The IEEE 802.15.4 standard works in three channel bands and has three different data rates, namely, 2.4 GHz /250kbps, 915 MHz /40 kbps and 868 MHz /20kbps. The IEEE 802.15.4 physical layer has 27 channels, out of which 16 channels are in the 2.4 GHz band, 10 channels are in the 915 MHz band, and one channel is in the 868 MHz band (Marina, 2006).
The standard defines two types of devices, namely, the reduced function devices (RFDs), and the full function devices (FFDs). The RFD is an end node that works as an I/O device only. On the other hand, the FFD is a router node that works as an I/O device and it has routing capabilities. The RFDs can communicate with FFDs only. If two RFDs want to communicate with each other, they must talk to the FFD to which they are connected.
The 802.15.4 standard specification deals with medium access control sub-layer (MAC) and physical layer (PHY) aspects of many standards such as ZigBee, WirelessHART, and ISA100.11a. Therefore, the performance study for IEEE802.15.4 is very important for the design of wireless sensor networks. The IEEE 802.15.4 standard defines the PHY and MAC layer specifications for low data rate wireless connectivity among relatively simple devices that consume minimal power and operate in the Personal Operating Space (IEEE, 2006; Sofie, 2008; Iyappan, 2007).

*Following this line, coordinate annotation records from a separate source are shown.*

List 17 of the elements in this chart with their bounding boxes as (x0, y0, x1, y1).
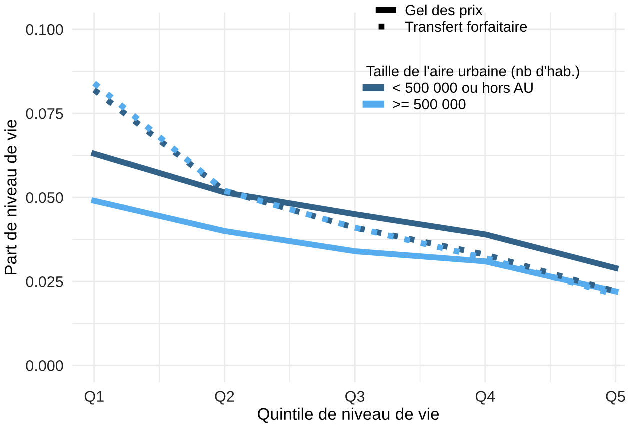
x-axis-title: Quintile de niveau de vie (258, 408, 440, 424)
x-tick-label: Q3 (346, 391, 365, 405)
annotation: Transfert forfaitaire (405, 21, 528, 32)
y-tick-label: 0.075 (26, 108, 64, 120)
x-tick-label: Q4 (476, 391, 496, 405)
legend-label: >= 500 000 (393, 99, 466, 110)
legend-label: < 500 000 ou hors AU (393, 82, 533, 94)
y-tick-label: 0.000 (26, 360, 64, 372)
y-tick-label: 0.100 (26, 24, 64, 36)
y-tick-label: 0.050 (26, 192, 64, 204)
y-axis-title: Part de niveau de vie (4, 120, 17, 275)
x-tick-label: Q1 (84, 391, 104, 405)
legend-title: Taille de l'aire urbaine (nb d'hab.) (366, 66, 580, 80)
annotation: Gel des prix (406, 4, 483, 18)
x-tick-label: Q2 (215, 391, 234, 405)
y-tick-label: 0.025 (26, 276, 64, 288)
x-tick-label: Q5 (606, 391, 626, 405)
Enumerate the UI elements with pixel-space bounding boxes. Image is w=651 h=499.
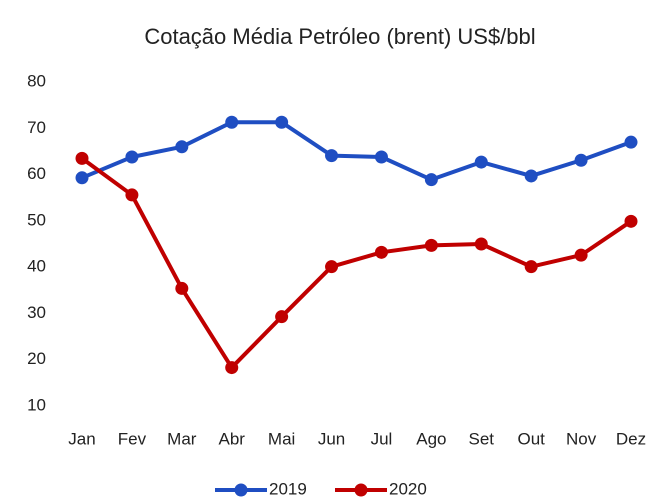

New technologies have launched for low cost and low data rate industrial applications on top of the 802.15.4 standard, and the main three wireless technologies are ZigBee, WirelessHART, and ISA100. The following subsections provide a detailed overview of the three standards.
1.1 ZigBee
The ZigBee standard, developed by the ZigBee alliance based on the IEEE 802.15.4 standard, offers long battery lifetime, transmits at low data rates, and is cost-efficient. ZigBee is intended for short-range wireless communication applications, and it provides long battery lifetime. The technology defined by ZigBee is cheaper and simpler than other Wireless Personal Area Networks (WPANs), such as Bluetooth. Because of these reasons, ZigBee Technology is vastly deployed in wireless control and monitoring applications (Pedram, 2010; Bo, 2006; Tomas, 2008).
1.1.1. Basic Features
ZigBee is a characterization for the upper protocol layer, and it has been built upon the PHY and MAC layers of the 802.15.4 standard. ZigBee supports ad-hoc on-demand distance vector (AODV) routing algorithm, hence route discovery and peer-to-peer communication are possible. It also supports mesh-networking topologies, but it does not support frequency hopping. The only option to mitigate interference is to scan for a channel with the minimum amount of interference at startup (Tomas, 2008; TianWen, 2008).

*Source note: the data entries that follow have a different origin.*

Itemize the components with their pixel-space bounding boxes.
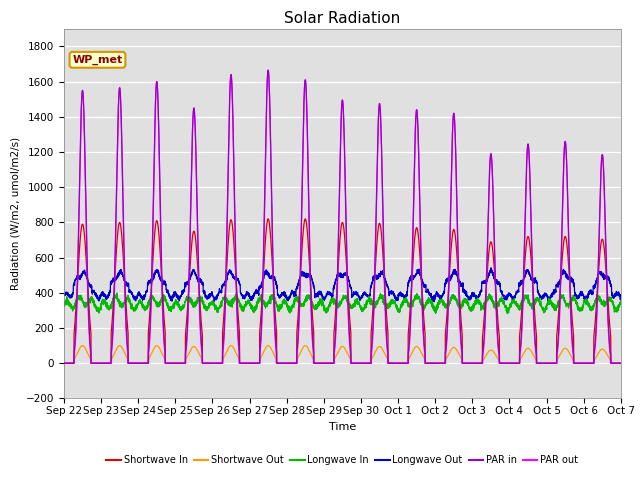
Text: WP_met: WP_met — [72, 55, 123, 65]
X-axis label: Time: Time — [329, 421, 356, 432]
Title: Solar Radiation: Solar Radiation — [284, 11, 401, 26]
Y-axis label: Radiation (W/m2, umol/m2/s): Radiation (W/m2, umol/m2/s) — [10, 137, 20, 290]
Legend: Shortwave In, Shortwave Out, Longwave In, Longwave Out, PAR in, PAR out: Shortwave In, Shortwave Out, Longwave In… — [102, 451, 582, 469]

ZigBee supports two types of devices, namely, FFDs and RFDs. Thus, ZigBee can form mesh and star networks by using a combination of FFDs and RFDs (Tomas, 2008).
ZigBee has two operational modes: beacon-enabled and non-beacon mode. In beacon-enabled mode, there are up to seven timeslots that can be used as dedicated timeslots. These time slots, also called guaranteed timeslots (GTS), increase the transmission reliability of the standard (Jaslin, 2016).
1.1.2. Protocol Devices
Coordinator: This device is responsible for starting and controlling the network. It stores information about the network, so it can act as a Trust Centre that stores security keys (Daintree Networks, 2008).
Router: this device enlarges network area coverage, acts as an emergency node because it provides backup routes in case of network congestion or device failure, and dynamically routes around obstacles. It connects to the coordinator and other router nodes, in addition of that it supports child nodes (Daintree Networks, 2008).
End Devices: These devices can only send or receive messages. They must be connected to either the coordinator or a router, and do not support child devices (Daintree Networks, 2008).